By DEIRDRE CRIMMINS
In the aquatic body horror film THE BEACH HOUSE, writer/director Jeffrey Brown keeps his cards close to his chest. Transplanting the typical cabin in the woods to a vacation home during the off-season means plenty of isolation in unfortunate proximity to the ocean. Though the film has been streaming on Shudder since July, it is now finally getting its physical release thanks to RLJE Films. We recently got to pick Brown’s brain about how he constructed one of the more terrifying films of 2020.
How did you choose the location for THE BEACH HOUSE? As a New Englander, it looks very specific to me, but it also works on multiple levels.
I’ve done locations on movies for about 20 years. The initial idea came from the Jersey shore. Even though the Jersey shore portrayed on the reality show has one look, there are sections that have these nice, big, old beach houses. A production designer friend of mine and I were there in an old beach house, and we thought it was such a great location; we should figure out how to make a movie in an old beach house. Between writing and scouting and shooting was a long period. I went to look at the Jersey shore, both forks of Long Island, and Cape Cod. Cape Cod has these traditional beach houses. Through luck and through our producers we wound up there. In the off-season it has this gray, Edward Hopper-esque look. When we were shooting it we said it was, “Edward Hopper goes to hell.” This look worked very well for the script.
Aside from the location, where did the idea for THE BEACH HOUSE come from?
I came from working on low-budget, independent movies. We reverse-engineered the script, which I would not recommend. It was one location and four people. In the end, of course, there are more locations. This is one of the harder scripts I’ve had to work on because it is so easy to get out of those constraints, but we didn’t want to do that. It is a blend of the mumblecore, handheld, character-driven indie film, with cosmic horror, science fiction. That evolved over time. In my initial script, you didn’t really know what was going on. I did some research on astrobiology, which is a newer field and a bit of a mishmash of different fields. There is geology, biology, chemistry, genetics, all sorts of things. There is a sense of deep time and deep history. At the same time I was reading Lovecraft –The Colour Out of Space specifically – and the sense of cosmic horror and how insignificant we are. I found it scary that this sensibility from the 1910s and 1920s, when science was moving into horror rather than gothic horror. This really pertains to climate change. The mindset of Lovecraft and Arthur Machen, grafted onto climate change, through contemporary science, felt like a natural fit to me. The bottom line is, I wanted to make something I hadn’t seen before in a movie. I think people make movies that they aren’t seeing, and I wanted to see this.
What do you hope the audience takes away from seeing THE BEACH HOUSE?
The film is a journey. I think if you want to get really lofty, there is an approach to life in the film. Emily [Liana Liberato] faces different types of adversity and danger on a massive scale. What she repeats to herself is a mantra for dealing with life and these problems. These things around us our terrifying, but if you panic, or have a knee jerk reaction, or spite, it doesn’t really help the problem. I don’t know if these are problems that can be solved, but with a level head, there is a way to get through. On top of that, I want it to be a surprising film for the audience. I don’t want them to know where it is going to wind up. Hopefully, they come out overwhelmed and a little dizzy, with some stomach-churning effects.

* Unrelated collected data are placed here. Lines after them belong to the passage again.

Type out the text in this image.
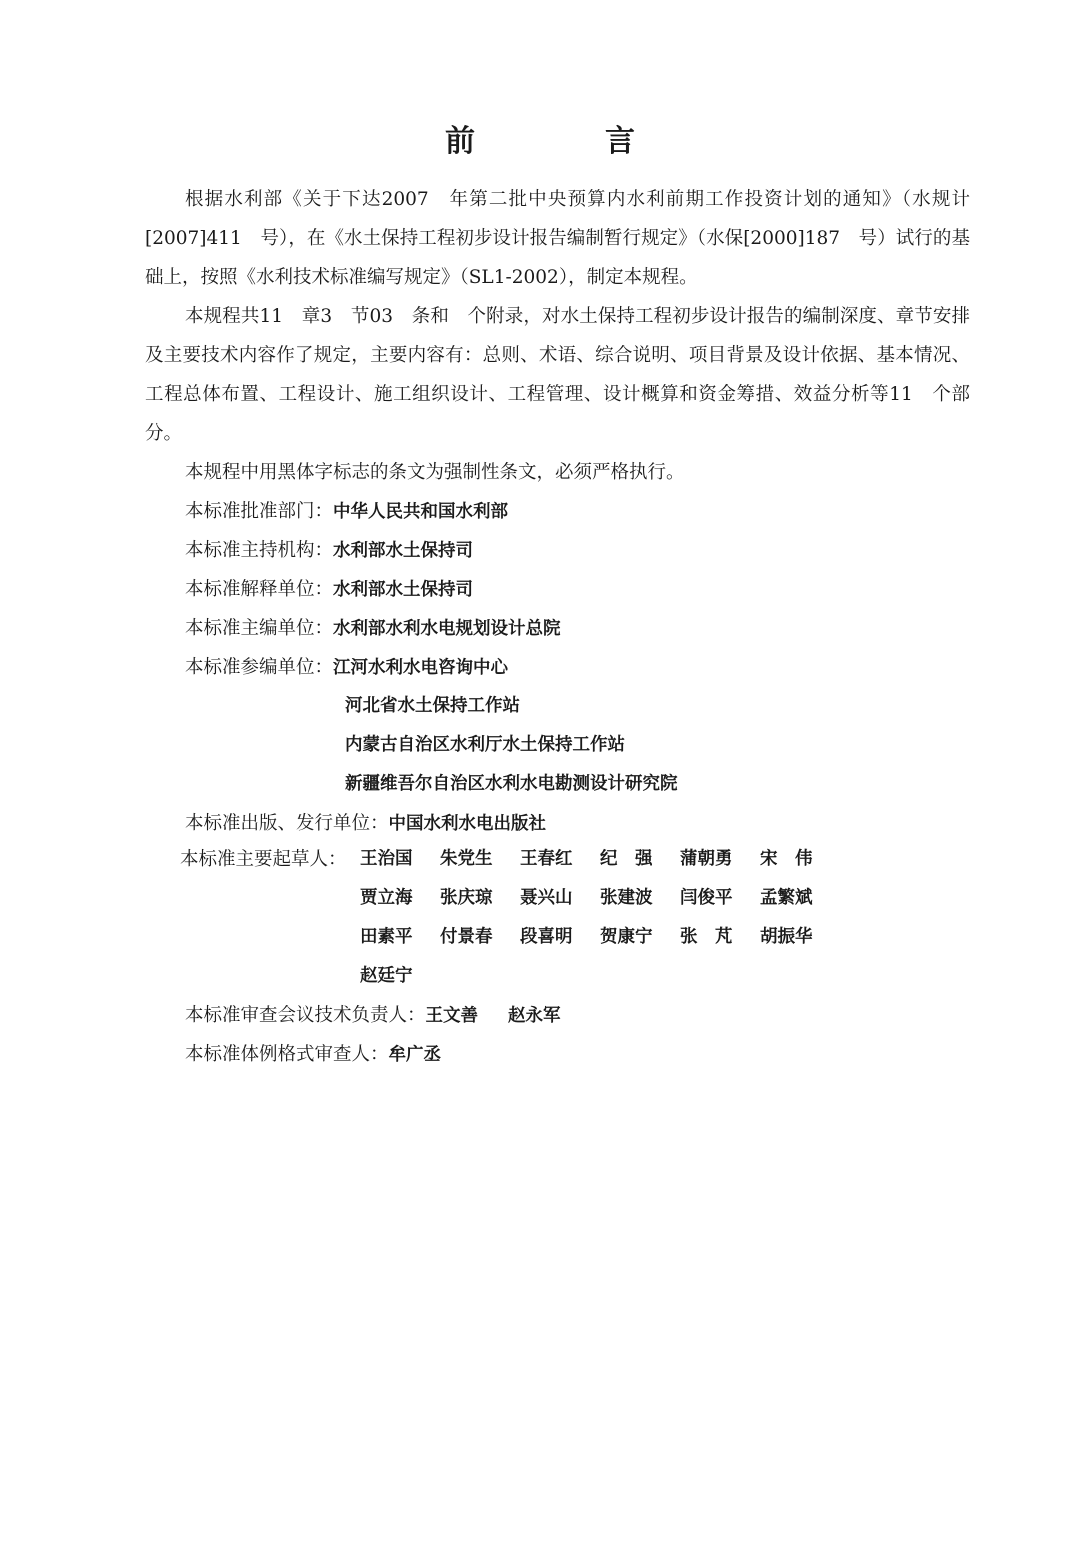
前　言

根据水利部《关于下达2007　年第二批中央预算内水利前期工作投资计划的通知》（水规计[2007]411　号），在《水土保持工程初步设计报告编制暂行规定》（水保[2000]187　号）试行的基础上，按照《水利技术标准编写规定》（SL1-2002），制定本规程。

本规程共11　章3　节03　条和　个附录，对水土保持工程初步设计报告的编制深度、章节安排及主要技术内容作了规定，主要内容有：总则、术语、综合说明、项目背景及设计依据、基本情况、工程总体布置、工程设计、施工组织设计、工程管理、设计概算和资金筹措、效益分析等11　个部分。

本规程中用黑体字标志的条文为强制性条文，必须严格执行。

本标准批准部门：中华人民共和国水利部
本标准主持机构：水利部水土保持司
本标准解释单位：水利部水土保持司
本标准主编单位：水利部水利水电规划设计总院
本标准参编单位：江河水利水电咨询中心
河北省水土保持工作站
内蒙古自治区水利厅水土保持工作站
新疆维吾尔自治区水利水电勘测设计研究院
本标准出版、发行单位：中国水利水电出版社
本标准主要起草人： 王治国 朱党生 王春红 纪　强 蒲朝勇 宋　伟
贾立海 张庆琼 聂兴山 张建波 闫俊平 孟繁斌
田素平 付景春 段喜明 贺康宁 张　芃 胡振华
赵廷宁
本标准审查会议技术负责人：王文善 赵永军
本标准体例格式审查人：牟广丞
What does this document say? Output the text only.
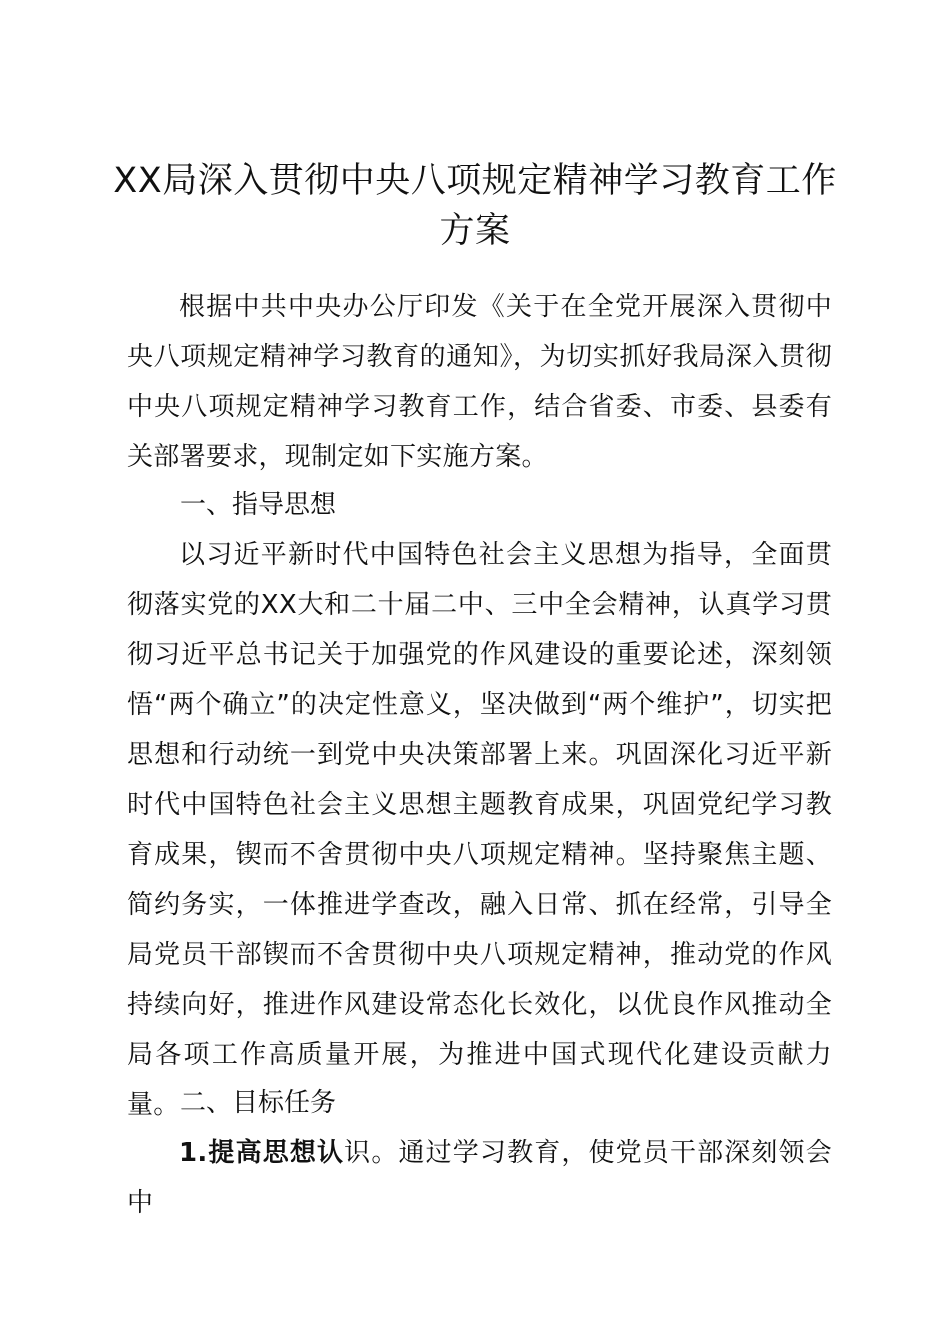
XX局深入贯彻中央八项规定精神学习教育工作方案

根据中共中央办公厅印发《关于在全党开展深入贯彻中央八项规定精神学习教育的通知》，为切实抓好我局深入贯彻中央八项规定精神学习教育工作，结合省委、市委、县委有关部署要求，现制定如下实施方案。

一、指导思想

以习近平新时代中国特色社会主义思想为指导，全面贯彻落实党的XX大和二十届二中、三中全会精神，认真学习贯彻习近平总书记关于加强党的作风建设的重要论述，深刻领悟“两个确立”的决定性意义，坚决做到“两个维护”，切实把思想和行动统一到党中央决策部署上来。巩固深化习近平新时代中国特色社会主义思想主题教育成果，巩固党纪学习教育成果，锲而不舍贯彻中央八项规定精神。坚持聚焦主题、简约务实，一体推进学查改，融入日常、抓在经常，引导全局党员干部锲而不舍贯彻中央八项规定精神，推动党的作风持续向好，推进作风建设常态化长效化，以优良作风推动全局各项工作高质量开展，为推进中国式现代化建设贡献力量。 二、目标任务

1.提高思想认识。通过学习教育，使党员干部深刻领会中
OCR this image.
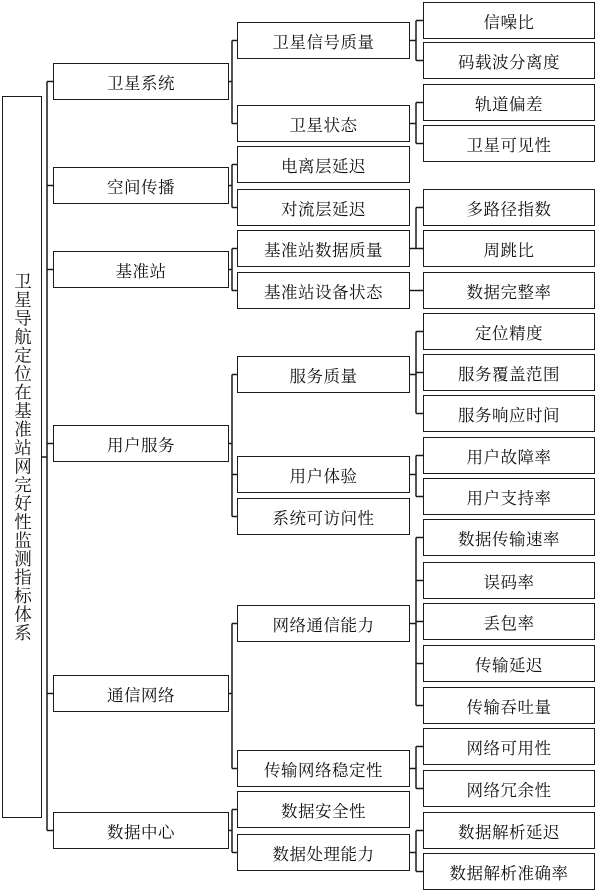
卫星导航定位在基准站网完好性监测指标体系
卫星系统
卫星信号质量
信噪比
码载波分离度
卫星状态
轨道偏差
卫星可见性
空间传播
电离层延迟
对流层延迟
基准站
基准站数据质量
多路径指数
周跳比
基准站设备状态	数据完整率
用户服务
服务质量
定位精度
服务覆盖范围
服务响应时间
用户体验
用户故障率
用户支持率
系统可访问性
通信网络
网络通信能力
数据传输速率
误码率
丢包率
传输延迟
传输吞吐量
传输网络稳定性
网络可用性
网络冗余性
数据中心
数据安全性
数据处理能力
数据解析延迟
数据解析准确率
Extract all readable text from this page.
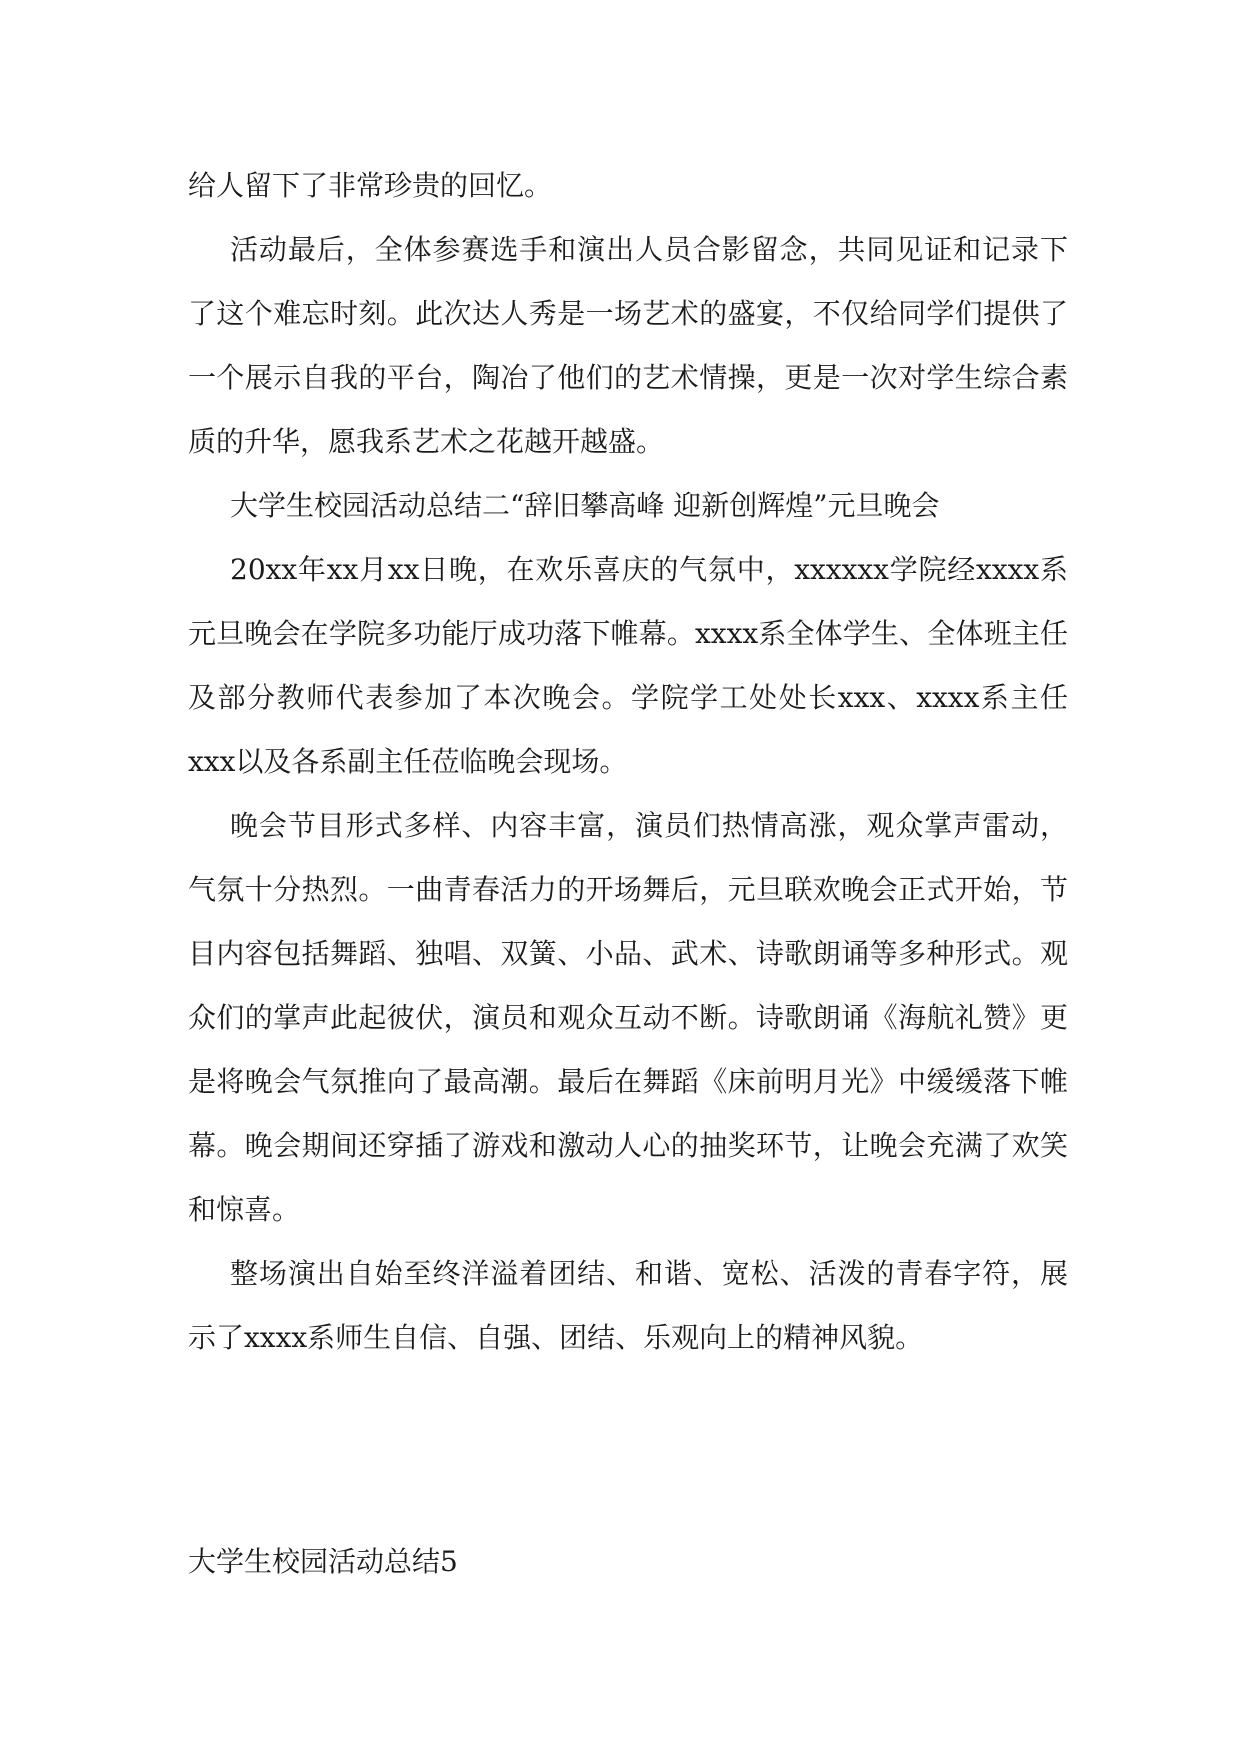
给人留下了非常珍贵的回忆。

活动最后，全体参赛选手和演出人员合影留念，共同见证和记录下了这个难忘时刻。此次达人秀是一场艺术的盛宴，不仅给同学们提供了一个展示自我的平台，陶冶了他们的艺术情操，更是一次对学生综合素质的升华，愿我系艺术之花越开越盛。

大学生校园活动总结二“辞旧攀高峰 迎新创辉煌”元旦晚会

20xx年xx月xx日晚，在欢乐喜庆的气氛中，xxxxxx学院经xxxx系元旦晚会在学院多功能厅成功落下帷幕。xxxx系全体学生、全体班主任及部分教师代表参加了本次晚会。学院学工处处长xxx、xxxx系主任xxx以及各系副主任莅临晚会现场。

晚会节目形式多样、内容丰富，演员们热情高涨，观众掌声雷动，气氛十分热烈。一曲青春活力的开场舞后，元旦联欢晚会正式开始，节目内容包括舞蹈、独唱、双簧、小品、武术、诗歌朗诵等多种形式。观众们的掌声此起彼伏，演员和观众互动不断。诗歌朗诵《海航礼赞》更是将晚会气氛推向了最高潮。最后在舞蹈《床前明月光》中缓缓落下帷幕。晚会期间还穿插了游戏和激动人心的抽奖环节，让晚会充满了欢笑和惊喜。

整场演出自始至终洋溢着团结、和谐、宽松、活泼的青春字符，展示了xxxx系师生自信、自强、团结、乐观向上的精神风貌。

大学生校园活动总结5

Perhaps one of the lessons learned is to not date guys like Randall…
I’m a little sympathetic to Randall [Noah Le Gros]. Yes, he’s not a great guy, but he is 20 or 21. He’s acting in his own self-interest, but I would hope over time he would grow or change. If he applied Emily’s approach to his own, maybe he would grow into a better person. That’s a testament to Noah’s performance. He is a great guy, but the character is not.
Emily is smart, both in practice and book smart. When you mentioned wanting to make movies with things you haven’t seen before, does a smart female character fit into that too?
Absolutely. Sophia Lin, one of our producers, was instrumental in this. She didn’t want her doing anything the audience wouldn’t do themselves. So it started there, then it branched out to being broadly about a well-grounded character. She’s intelligent and curious about the world. In my mind, that is the person who is going to survive until the end. I’m attracted to intelligent, stronger women, so that was something else I wanted in the film. I don’t see this too often in most horror films.
THE BEACH HOUSE is now available on Shudder, VOD, Digital, DVD, and Blu-ray from RLJE Films.